PHOTO: Iranian Defense Minister Hossein Dehghan (right) and Lebanese counterpart Samir Moqbel in Tehran on Saturday

LATEST: Revolutionary Guards Warn of More Attacks Inside Pakistan After Deadly Border Clash

Trying to maintain its influence in Lebanon — and to counter that of Saudi Arabia — Iran is persisting in its effort to get Beirut to accept military aid.

On Saturday, Defense Minister Hossein Dehghan hosted his Lebanese counterpart Samir Moqbel in Tehran. Dehghan declared:

The Islamic Republic of Iran, with the aim of consolidating national authority and reinforcing security in Lebanon, is ready to supply the needs of the Lebanese army, and share its experience with this country’s army for fighting terrorist and Takfiri groups.

He said Iran valued its ties with Lebanon as “an independent, stable, and geopolitically-important country”.

Mogbel will also meet Iran’s President Hassan Rouhani, Speaker of Parliament Ali Larijani, and the Secretary of the Supreme National Security Council Ali Shamkhani, during his three-day stay.

Last month Tehran offered the aid in a visit by Shamkhani to Beirut.

See Iran Daily, Oct 4: Amid Syria’s Crisis, Tehran Presses Its Military Support of Lebanon

Initial reports indicated that Lebanon would take the assistance. However, last week Prime Minister Tammam Salam delayed any Cabinet discussion amid reports of division between the Government’s two main factions, Hezbollah and the al-Mustaqbal Movement, as well as of US pressure for a postponement.

See Iran Daily, Oct 16: Lebanon Delays Acceptance of Iranian Military Aid Amid US Pressure

Saudi Arabia granted $1 billion in military aid to the Lebanese in August.
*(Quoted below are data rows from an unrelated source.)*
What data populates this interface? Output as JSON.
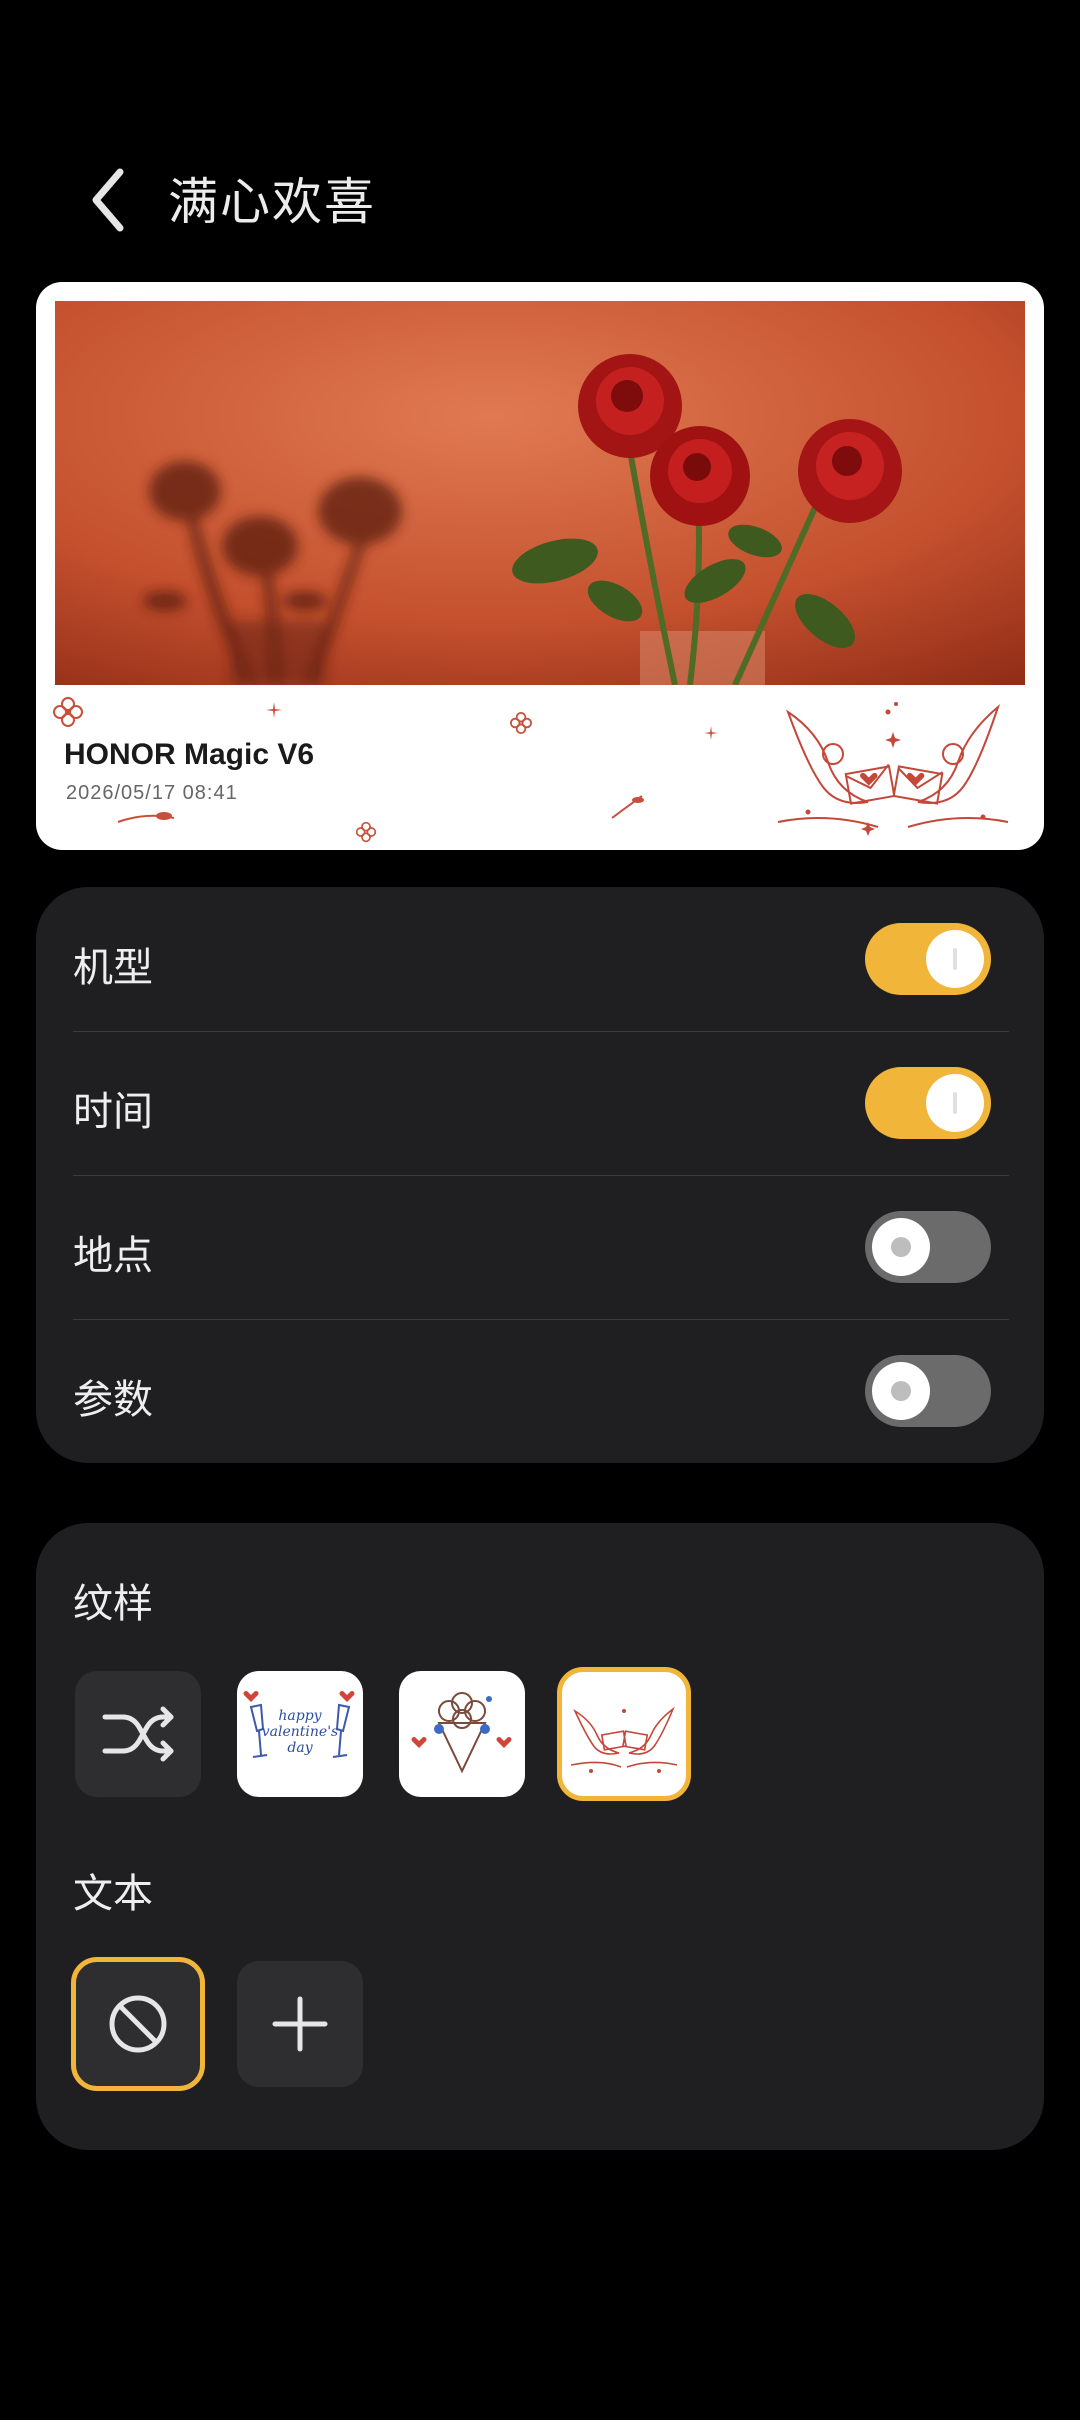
{
  "header": {
    "title": "满心欢喜",
    "back_icon": "chevron-left-icon"
  },
  "preview": {
    "device_name": "HONOR Magic V6",
    "timestamp": "2026/05/17 08:41",
    "photo_subject": "red roses in glass vase with shadow on orange wall",
    "sticker": "doves-with-letters"
  },
  "toggles": [
    {
      "label": "机型",
      "on": true
    },
    {
      "label": "时间",
      "on": true
    },
    {
      "label": "地点",
      "on": false
    },
    {
      "label": "参数",
      "on": false
    }
  ],
  "pattern_section": {
    "title": "纹样",
    "options": [
      {
        "name": "shuffle",
        "icon": "shuffle-icon",
        "selected": false
      },
      {
        "name": "happy valentine's day",
        "text_lines": [
          "happy",
          "valentine's",
          "day"
        ],
        "selected": false
      },
      {
        "name": "flower bouquet",
        "selected": false
      },
      {
        "name": "doves with letters",
        "selected": true
      }
    ]
  },
  "text_section": {
    "title": "文本",
    "options": [
      {
        "name": "none",
        "icon": "no-entry-icon",
        "selected": true
      },
      {
        "name": "add",
        "icon": "plus-icon",
        "selected": false
      }
    ]
  },
  "colors": {
    "accent": "#f1b53a",
    "panel": "#1f1f21",
    "background": "#000000",
    "switch_off": "#6b6b6b"
  }
}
At the start of the year, France announced a $3 billion deal with Beirut.

However, within days of Iran’s announcement of its assistance, Saudi Arabian officials indicated they would hold up the French supplies, saying they had “questions” about the arrangement.

Revolutionary Guards Warn of More Attacks Inside Pakistan After Deadly Border Clash

The deputy commander of the Islamic Revolutionary Guards Corps, General Hossein Salami, has warned of more Iranian attacks inside Pakistan after a deadly border clash between the two sides on Friday.

Two Iranian border guards and a Pakistan soldier were killed, and four Pakistanis wounded, in the firefight. After the clash, the Iranian military fired mortars on a Pakistan border town in the sparsely-populated region.

Tehran’s warning follows attacks on its security forces by Sunni insurgents in Sistan and Baluchestan Province in southeastern Iran. Last week it demanded that Pakistan take action against those operating from a sanctuary inside its territory.

Salami, visiting Sistan and Baluchestan, told reporters that Tehran’s policy of non-interference in others’ internal affairs would change if “we feel that Pakistan and other neighbors show incompetence in dealing with threats against Iran from their side of borders”.

He added, “Sistan and Baluchestan is a geostrategic region for the Islamic Republic of Iran, and its security and development is a priority for the country….The IRGC sees no limits in fighting these opposition groups.”